Пару лет он мотался, как неприкаянный, из мира в мир, мотался в полной растерянности, не представляя, что делать дальше, как жить. Денег было еще достаточно, но дело было не в деньгах, а в том, что Саб даже примерно не представлял, чего же именно он хочет.

А потом его приметил вербовщик Официальной.

И понеслось.

Он оказался способным, более чем способным. Чуть старше, чем нужно для возраста приема, но хорошо образован, поэтому на лишние три года закрыли глаза, тем более что часть дисциплин он пересдал, а спортивная форма позволила нагнать товарищей по группе очень быстро.

Сначала его прочили в дипломатию, потом в боевики, но он сам выбрал агентуру — и отлично преуспел в этом. Нет, легендой он стать не успел, но по истечении двухсот лет службы был на отличном счету, и хорошо продвигался. С браками, правда, не ладилось — год-два с кем-то, исключительно ради секса, потом развод, пару-тройку лет Служба давала на поиски, он находил, и снова всё повторялось по кругу.
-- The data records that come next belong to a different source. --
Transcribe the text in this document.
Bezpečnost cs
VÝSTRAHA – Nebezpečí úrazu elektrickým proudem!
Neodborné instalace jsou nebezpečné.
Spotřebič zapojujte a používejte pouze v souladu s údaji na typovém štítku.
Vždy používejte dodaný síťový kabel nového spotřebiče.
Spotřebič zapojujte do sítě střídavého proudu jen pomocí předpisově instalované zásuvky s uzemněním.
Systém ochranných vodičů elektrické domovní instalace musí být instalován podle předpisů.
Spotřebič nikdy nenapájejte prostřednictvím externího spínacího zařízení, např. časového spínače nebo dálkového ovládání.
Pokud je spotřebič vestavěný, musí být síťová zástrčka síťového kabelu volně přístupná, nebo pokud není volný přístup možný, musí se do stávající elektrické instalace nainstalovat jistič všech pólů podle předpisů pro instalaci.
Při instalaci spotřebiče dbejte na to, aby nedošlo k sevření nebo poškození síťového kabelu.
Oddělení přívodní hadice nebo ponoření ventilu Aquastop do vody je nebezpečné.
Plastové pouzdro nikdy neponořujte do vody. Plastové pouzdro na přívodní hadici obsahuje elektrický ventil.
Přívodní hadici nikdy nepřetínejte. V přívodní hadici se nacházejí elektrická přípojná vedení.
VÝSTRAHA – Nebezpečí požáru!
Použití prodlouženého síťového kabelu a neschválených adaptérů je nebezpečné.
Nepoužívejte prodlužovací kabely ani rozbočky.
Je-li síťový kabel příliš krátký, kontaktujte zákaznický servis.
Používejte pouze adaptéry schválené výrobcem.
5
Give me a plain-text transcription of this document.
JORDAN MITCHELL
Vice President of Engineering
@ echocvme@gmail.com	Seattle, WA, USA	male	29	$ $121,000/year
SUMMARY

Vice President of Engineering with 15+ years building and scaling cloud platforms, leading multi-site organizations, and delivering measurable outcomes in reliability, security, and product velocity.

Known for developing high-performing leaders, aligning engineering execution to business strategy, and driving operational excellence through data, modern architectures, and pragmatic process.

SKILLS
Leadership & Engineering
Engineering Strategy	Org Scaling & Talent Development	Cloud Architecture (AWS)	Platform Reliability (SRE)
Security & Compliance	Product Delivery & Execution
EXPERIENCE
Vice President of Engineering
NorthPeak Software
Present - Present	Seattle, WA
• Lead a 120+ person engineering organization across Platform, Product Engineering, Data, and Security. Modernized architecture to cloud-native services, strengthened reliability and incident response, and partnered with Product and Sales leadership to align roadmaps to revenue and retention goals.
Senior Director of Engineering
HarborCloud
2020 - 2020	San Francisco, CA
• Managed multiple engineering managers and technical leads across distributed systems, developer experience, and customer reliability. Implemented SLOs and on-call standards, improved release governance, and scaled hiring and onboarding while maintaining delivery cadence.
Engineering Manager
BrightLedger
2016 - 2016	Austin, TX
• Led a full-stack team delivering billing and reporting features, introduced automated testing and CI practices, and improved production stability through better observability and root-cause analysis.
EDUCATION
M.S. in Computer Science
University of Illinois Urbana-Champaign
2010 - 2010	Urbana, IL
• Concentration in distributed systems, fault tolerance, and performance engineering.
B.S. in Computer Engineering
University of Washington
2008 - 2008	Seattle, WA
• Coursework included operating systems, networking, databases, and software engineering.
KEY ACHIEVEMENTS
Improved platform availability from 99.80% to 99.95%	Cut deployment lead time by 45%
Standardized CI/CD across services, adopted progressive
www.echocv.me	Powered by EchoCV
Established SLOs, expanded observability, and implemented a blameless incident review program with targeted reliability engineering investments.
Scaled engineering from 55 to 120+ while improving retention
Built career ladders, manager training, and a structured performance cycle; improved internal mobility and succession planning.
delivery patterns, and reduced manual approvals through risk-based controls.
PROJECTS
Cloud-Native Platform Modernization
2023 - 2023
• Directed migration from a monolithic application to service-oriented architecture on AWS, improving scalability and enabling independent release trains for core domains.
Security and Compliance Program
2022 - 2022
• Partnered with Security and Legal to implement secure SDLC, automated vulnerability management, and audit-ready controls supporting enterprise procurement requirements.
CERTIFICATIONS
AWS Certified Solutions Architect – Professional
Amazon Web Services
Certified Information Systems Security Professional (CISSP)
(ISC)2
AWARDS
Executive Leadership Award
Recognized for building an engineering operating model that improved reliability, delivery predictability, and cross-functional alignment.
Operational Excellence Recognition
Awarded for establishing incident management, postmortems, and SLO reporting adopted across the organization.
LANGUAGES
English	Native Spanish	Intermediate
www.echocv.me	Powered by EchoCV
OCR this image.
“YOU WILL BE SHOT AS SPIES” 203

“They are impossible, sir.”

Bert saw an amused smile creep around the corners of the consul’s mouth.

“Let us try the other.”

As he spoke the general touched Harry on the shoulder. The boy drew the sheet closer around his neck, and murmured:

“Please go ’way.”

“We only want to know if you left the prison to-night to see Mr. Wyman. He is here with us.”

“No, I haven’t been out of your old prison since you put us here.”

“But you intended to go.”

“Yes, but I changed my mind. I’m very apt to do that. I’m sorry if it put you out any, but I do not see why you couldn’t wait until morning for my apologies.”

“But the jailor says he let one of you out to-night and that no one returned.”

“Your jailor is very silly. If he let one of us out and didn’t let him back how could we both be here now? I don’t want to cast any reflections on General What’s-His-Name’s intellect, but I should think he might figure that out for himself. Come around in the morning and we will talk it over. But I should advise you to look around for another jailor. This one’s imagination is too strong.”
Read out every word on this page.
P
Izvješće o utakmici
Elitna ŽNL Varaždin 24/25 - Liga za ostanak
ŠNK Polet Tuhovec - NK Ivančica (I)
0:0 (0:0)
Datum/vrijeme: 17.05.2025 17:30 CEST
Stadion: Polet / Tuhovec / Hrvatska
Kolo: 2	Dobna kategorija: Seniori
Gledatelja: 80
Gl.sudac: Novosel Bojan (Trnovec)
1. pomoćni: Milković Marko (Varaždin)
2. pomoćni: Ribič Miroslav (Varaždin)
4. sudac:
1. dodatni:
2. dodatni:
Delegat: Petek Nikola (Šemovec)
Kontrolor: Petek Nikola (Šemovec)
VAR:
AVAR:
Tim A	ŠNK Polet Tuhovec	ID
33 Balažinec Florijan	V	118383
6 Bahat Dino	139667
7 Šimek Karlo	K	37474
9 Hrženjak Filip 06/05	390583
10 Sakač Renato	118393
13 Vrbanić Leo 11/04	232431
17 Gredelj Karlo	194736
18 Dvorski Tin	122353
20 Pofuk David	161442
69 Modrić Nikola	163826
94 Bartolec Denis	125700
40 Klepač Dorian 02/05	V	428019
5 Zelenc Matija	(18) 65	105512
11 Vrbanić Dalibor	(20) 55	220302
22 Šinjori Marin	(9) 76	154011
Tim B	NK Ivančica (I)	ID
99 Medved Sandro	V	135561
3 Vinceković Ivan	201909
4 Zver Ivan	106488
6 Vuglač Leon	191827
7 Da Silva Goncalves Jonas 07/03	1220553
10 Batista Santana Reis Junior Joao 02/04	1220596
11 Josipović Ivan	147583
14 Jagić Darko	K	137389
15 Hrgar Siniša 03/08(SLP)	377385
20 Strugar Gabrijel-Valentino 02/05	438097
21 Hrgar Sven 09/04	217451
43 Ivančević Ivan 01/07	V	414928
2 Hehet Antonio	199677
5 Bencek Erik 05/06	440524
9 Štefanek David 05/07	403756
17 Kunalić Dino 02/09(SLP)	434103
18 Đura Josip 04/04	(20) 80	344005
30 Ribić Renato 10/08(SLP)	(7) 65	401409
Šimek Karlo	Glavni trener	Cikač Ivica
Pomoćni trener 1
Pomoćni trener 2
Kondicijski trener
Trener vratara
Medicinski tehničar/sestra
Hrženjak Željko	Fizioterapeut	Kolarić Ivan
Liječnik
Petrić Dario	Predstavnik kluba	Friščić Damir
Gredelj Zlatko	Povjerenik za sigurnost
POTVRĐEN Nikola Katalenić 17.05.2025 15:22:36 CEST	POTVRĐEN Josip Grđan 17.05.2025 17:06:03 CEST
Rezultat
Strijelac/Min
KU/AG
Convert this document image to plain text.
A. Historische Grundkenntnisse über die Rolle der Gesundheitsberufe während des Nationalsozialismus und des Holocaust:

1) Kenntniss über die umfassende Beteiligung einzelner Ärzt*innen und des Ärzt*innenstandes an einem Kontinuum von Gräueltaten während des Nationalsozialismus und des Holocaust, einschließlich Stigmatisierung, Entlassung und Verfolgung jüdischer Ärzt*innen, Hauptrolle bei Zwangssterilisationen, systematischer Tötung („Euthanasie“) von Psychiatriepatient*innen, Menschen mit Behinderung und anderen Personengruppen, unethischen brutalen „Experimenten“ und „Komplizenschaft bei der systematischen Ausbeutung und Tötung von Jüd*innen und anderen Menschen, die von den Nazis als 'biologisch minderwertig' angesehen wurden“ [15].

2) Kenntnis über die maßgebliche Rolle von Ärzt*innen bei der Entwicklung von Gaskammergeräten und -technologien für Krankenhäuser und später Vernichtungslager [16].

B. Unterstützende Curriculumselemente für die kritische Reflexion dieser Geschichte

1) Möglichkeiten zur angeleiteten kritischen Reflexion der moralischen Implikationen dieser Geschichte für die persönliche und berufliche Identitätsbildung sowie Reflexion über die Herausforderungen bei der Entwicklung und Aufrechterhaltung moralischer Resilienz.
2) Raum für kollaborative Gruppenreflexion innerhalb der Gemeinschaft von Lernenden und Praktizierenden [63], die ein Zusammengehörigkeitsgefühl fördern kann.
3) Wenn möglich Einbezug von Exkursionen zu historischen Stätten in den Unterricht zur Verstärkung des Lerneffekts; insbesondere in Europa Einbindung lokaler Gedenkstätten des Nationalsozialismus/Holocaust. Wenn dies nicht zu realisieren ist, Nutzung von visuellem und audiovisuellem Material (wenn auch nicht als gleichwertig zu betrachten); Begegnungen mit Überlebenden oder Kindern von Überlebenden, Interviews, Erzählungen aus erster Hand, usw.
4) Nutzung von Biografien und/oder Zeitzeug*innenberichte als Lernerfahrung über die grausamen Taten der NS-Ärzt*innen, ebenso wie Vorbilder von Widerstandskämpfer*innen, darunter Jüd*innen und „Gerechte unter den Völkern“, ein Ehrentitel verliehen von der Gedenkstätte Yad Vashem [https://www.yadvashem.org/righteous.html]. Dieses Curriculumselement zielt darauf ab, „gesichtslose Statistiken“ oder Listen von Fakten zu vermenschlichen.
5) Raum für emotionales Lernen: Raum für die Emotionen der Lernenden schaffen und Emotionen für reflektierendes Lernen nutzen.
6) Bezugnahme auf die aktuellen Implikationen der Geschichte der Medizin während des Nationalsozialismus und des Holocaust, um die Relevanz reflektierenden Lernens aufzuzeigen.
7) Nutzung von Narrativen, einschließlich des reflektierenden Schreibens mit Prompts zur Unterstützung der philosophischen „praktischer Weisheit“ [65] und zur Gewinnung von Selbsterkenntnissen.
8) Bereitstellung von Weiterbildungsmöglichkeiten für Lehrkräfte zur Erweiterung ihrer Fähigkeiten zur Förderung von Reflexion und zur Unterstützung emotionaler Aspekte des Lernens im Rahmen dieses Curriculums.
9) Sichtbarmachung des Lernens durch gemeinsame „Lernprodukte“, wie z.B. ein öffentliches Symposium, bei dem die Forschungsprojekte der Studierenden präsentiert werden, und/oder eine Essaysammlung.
Видимо, Саб подсознательно все-таки винил всех подряд гермо в том, что случилось с мамой, и относился к ним… скажем так, как к объекту, нужному для удовлетворения его, Саба, потребностей, а так же как к существам низшим, даже в некотором смысле — низменным.

— Ты ведь никого из них не любил, да? — спросил Ит.

— Нет. А зачем? Они меня тоже…

В принципе, такая жизнь его вполне устраивала, но в один далеко не прекрасный день официалка показала себя во всей своей красе, доказав Сабу, кто он для нее такой на самом деле.

Операция в мире третьего уровня не задалась с самого начала; в результате чьей-то ошибки он вышел на чужую группу, был тяжело ранен, запросил помощь… а помощь не пришла. Раненого агента было решено просто оставить, он не представлял в этой операции особой ценности, да и вообще, как позже выяснилось, ценности не представлял. «Неизбежные потери». Бывает.

Он выжил.

Он два года выбирался из этого проклятого мира, и выбрался в результате.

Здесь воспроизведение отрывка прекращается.